“If you touch me—”
Hugh laughed sharply. “If I touch you, what?”
“I shall call for help. I shall summon you. I—”
“Put your hands up.”
“Help! help! help!”
Down the road the tired chauffeur slumbered peacefully on the seat of the shabby car. He heard nothing, save some distant unintelligible sounds and the cooing of a wood-pigeon in an adjacent thicket.
And then presently there came down the road a flying figure, the figure of a man who sobbed as he ran, a man from whom the clothes hung in ribbons, a man with wild staring eyes, and panting, labouring chest. He stumbled as he ran, and picked himself up again, to fall again. So, running, stumbling, falling, he came at last to the car and shrieked at the driver to awaken.
CHAPTER XL
“Is it the end?”
Lady Linden, wearing a lilac printed cotton sunbonnet, her skirts pinned up about her, was busy with a trowel, disordering certain flower-beds that presently the gardeners would come and put right.
“Idle women,” said her ladyship, “are my abomination. How a woman can moon about and do nothing is more than I can understand. Look at me, am I not always busy? From early morning to dewy eve I—Curtis!”
“Yes, my lady?”
“Come here at once,” said her ladyship. “I have dug up a worm. I dislike worms. Carry the creature away; don’t hurt it, Curtis. I dislike cruelty even to worms. Ugh! How you can touch the thing!”
Curtis, under-gardener, trudged away with a large healthy worm dangling from thumb and forefinger, a sheepish grin on his face.
“Those creatures have none of the finer feelings,” thought her ladyship. “Yet we are all brothers and sisters according to the Bible. I don’t agree with that at all. Curtis, come back; there is another worm.”
Marjorie stood at the window, watching her aunt’s operations, yet seeing none of them. Her face was set and white and resolute, the soft round chin seemed to be jutting out more obstinately than usual.
For Marjorie had made up her mind definitely, and she knew that she was about to hurt herself and to hurt someone else.
But it must be. It was only fair, it was only just. Silence, she believed, would be wicked.

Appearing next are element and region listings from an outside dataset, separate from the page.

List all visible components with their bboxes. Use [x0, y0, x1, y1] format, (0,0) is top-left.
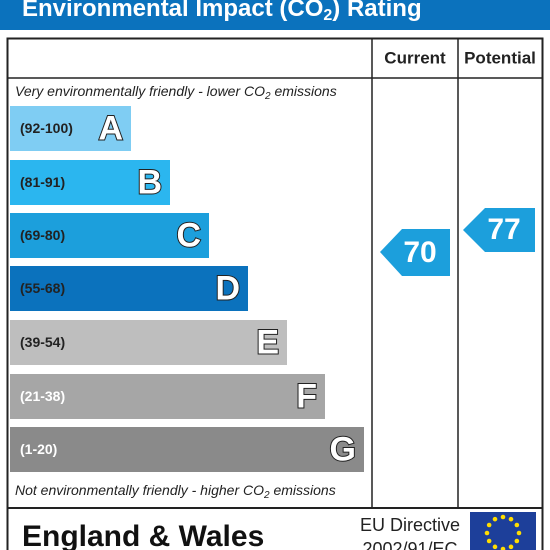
eu-star [516, 530, 522, 536]
band-letter: E [256, 323, 279, 361]
band-range: (55-68) [20, 280, 65, 296]
band-range: (81-91) [20, 174, 65, 190]
band-letter: G [330, 430, 356, 468]
band-letter: A [98, 109, 123, 147]
eu-star [492, 516, 498, 522]
band [10, 213, 209, 258]
bottom-note: Not environmentally friendly - higher CO… [15, 482, 336, 501]
eu-star [500, 514, 506, 520]
eu-star [514, 522, 520, 528]
eu-star [486, 522, 492, 528]
potential-arrow [463, 208, 535, 252]
eu-star [500, 546, 506, 550]
current-header: Current [384, 48, 446, 67]
band-range: (69-80) [20, 227, 65, 243]
band [10, 320, 287, 365]
eu-star [486, 538, 492, 544]
eu-star [484, 530, 490, 536]
footer-directive-number: 2002/91/EC [362, 539, 457, 550]
band-letter: C [176, 216, 201, 254]
top-note: Very environmentally friendly - lower CO… [15, 83, 337, 102]
footer-region: England & Wales [22, 520, 264, 550]
band-letter: F [296, 377, 317, 415]
potential-value: 77 [487, 213, 520, 246]
band [10, 427, 364, 472]
eu-stars [484, 514, 522, 550]
band [10, 374, 325, 419]
band-letter: B [137, 163, 162, 201]
eu-star [508, 516, 514, 522]
band-letter: D [215, 269, 240, 307]
band-range: (39-54) [20, 334, 65, 350]
eu-star [514, 538, 520, 544]
frame [6, 37, 544, 550]
title-bar [0, 0, 550, 30]
band-range: (1-20) [20, 441, 57, 457]
eu-star [492, 544, 498, 550]
band [10, 266, 248, 311]
band-range: (92-100) [20, 120, 73, 136]
potential-header: Potential [464, 48, 536, 67]
current-arrow [380, 229, 450, 276]
footer-directive: EU Directive [360, 515, 460, 535]
eu-star [508, 544, 514, 550]
band [10, 160, 170, 205]
current-value: 70 [403, 236, 436, 269]
title: Environmental Impact (CO2) Rating [22, 0, 422, 24]
band-range: (21-38) [20, 388, 65, 404]
band [10, 106, 131, 151]
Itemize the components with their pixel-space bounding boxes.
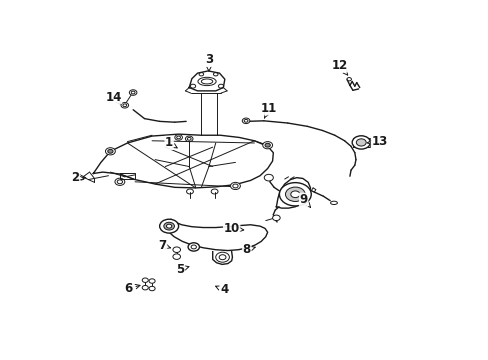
- Text: 14: 14: [105, 91, 122, 104]
- Text: 9: 9: [299, 193, 310, 207]
- Circle shape: [262, 141, 272, 149]
- Text: 3: 3: [204, 53, 213, 71]
- Circle shape: [215, 252, 229, 262]
- Circle shape: [142, 285, 148, 290]
- Circle shape: [149, 286, 155, 291]
- Text: 11: 11: [260, 102, 276, 118]
- Text: 10: 10: [223, 222, 244, 235]
- Circle shape: [149, 279, 155, 283]
- Circle shape: [166, 224, 171, 228]
- Circle shape: [351, 136, 369, 149]
- Text: 12: 12: [331, 59, 347, 75]
- Circle shape: [264, 174, 273, 181]
- Circle shape: [264, 143, 270, 147]
- Text: 13: 13: [366, 135, 387, 148]
- Circle shape: [129, 90, 137, 95]
- Circle shape: [185, 136, 193, 141]
- Circle shape: [115, 178, 124, 185]
- Circle shape: [107, 149, 113, 153]
- Text: 6: 6: [124, 282, 140, 295]
- Circle shape: [173, 254, 180, 260]
- Circle shape: [105, 148, 115, 155]
- Circle shape: [173, 247, 180, 252]
- Circle shape: [279, 183, 310, 206]
- Circle shape: [121, 103, 128, 108]
- Circle shape: [163, 222, 174, 230]
- Circle shape: [159, 219, 178, 233]
- Circle shape: [356, 139, 366, 146]
- Circle shape: [188, 243, 199, 251]
- Circle shape: [242, 118, 249, 123]
- Text: 5: 5: [176, 262, 188, 276]
- Text: 4: 4: [215, 283, 228, 296]
- Circle shape: [175, 135, 182, 140]
- Circle shape: [272, 215, 280, 221]
- Circle shape: [290, 191, 299, 198]
- Circle shape: [142, 278, 148, 283]
- Text: 7: 7: [158, 239, 170, 252]
- Text: 2: 2: [71, 171, 85, 184]
- Circle shape: [285, 187, 305, 202]
- Circle shape: [230, 183, 240, 190]
- Text: 1: 1: [165, 136, 177, 149]
- Text: 8: 8: [242, 243, 255, 256]
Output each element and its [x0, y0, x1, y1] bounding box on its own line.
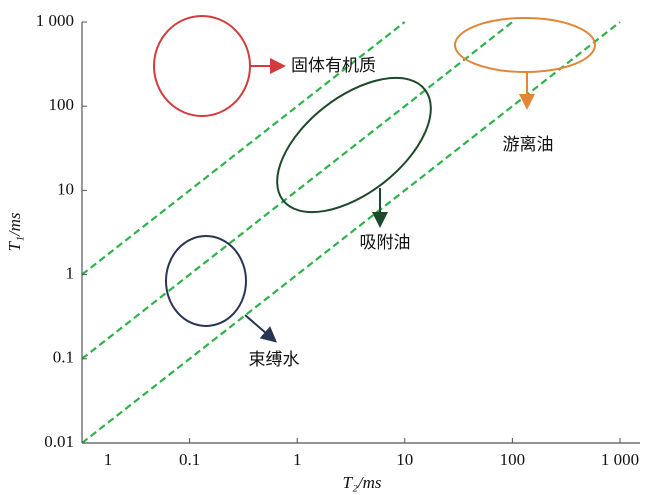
annotation: 吸附油 — [360, 233, 411, 253]
x-tick-label: 100 — [500, 450, 526, 469]
y-tick-label: 1 000 — [36, 11, 74, 30]
x-tick-label: 1 — [104, 450, 113, 469]
annotation: 游离油 — [503, 135, 554, 155]
y-tick-label: 0.01 — [44, 432, 74, 451]
region-ellipse — [276, 76, 432, 214]
x-axis-title: T₂/ms — [343, 473, 382, 492]
ratio-line — [81, 21, 514, 360]
ratio-line — [81, 21, 621, 444]
y-axis-title: T₁/ms — [5, 212, 24, 251]
annotation: 固体有机质 — [291, 56, 376, 76]
y-tick-label: 100 — [49, 95, 75, 114]
y-tick-label: 0.1 — [53, 348, 74, 367]
y-tick-label: 10 — [57, 179, 74, 198]
region-ellipse — [454, 17, 596, 73]
region-ellipse — [153, 15, 251, 117]
y-tick-label: 1 — [66, 264, 75, 283]
x-tick-label: 1 — [293, 450, 302, 469]
ratio-line — [81, 21, 406, 276]
x-tick-label: 10 — [396, 450, 413, 469]
x-tick-label: 1 000 — [601, 450, 639, 469]
annotation: 束缚水 — [249, 350, 300, 370]
region-ellipse — [165, 235, 247, 327]
arrow — [244, 314, 278, 343]
x-tick-label: 0.1 — [179, 450, 200, 469]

The door behind her opened, and Tom Arundel came into the room. He was fresh from the stable, and smelled of straw.
“Why, darling, is there anything up? I got your note asking me to come here at once. Joe gave it to me just as we were going to take out the brute Lady Linden has bought. Of all the vicious beasts! I wish to goodness she wouldn’t buy a horse without a proper opinion, but it is useless talking to her. She said she liked the white star on its forehead—white star! black devil, I call it! But I’ll break him in if I break my neck—doing it. But—I am sorry. You want me?”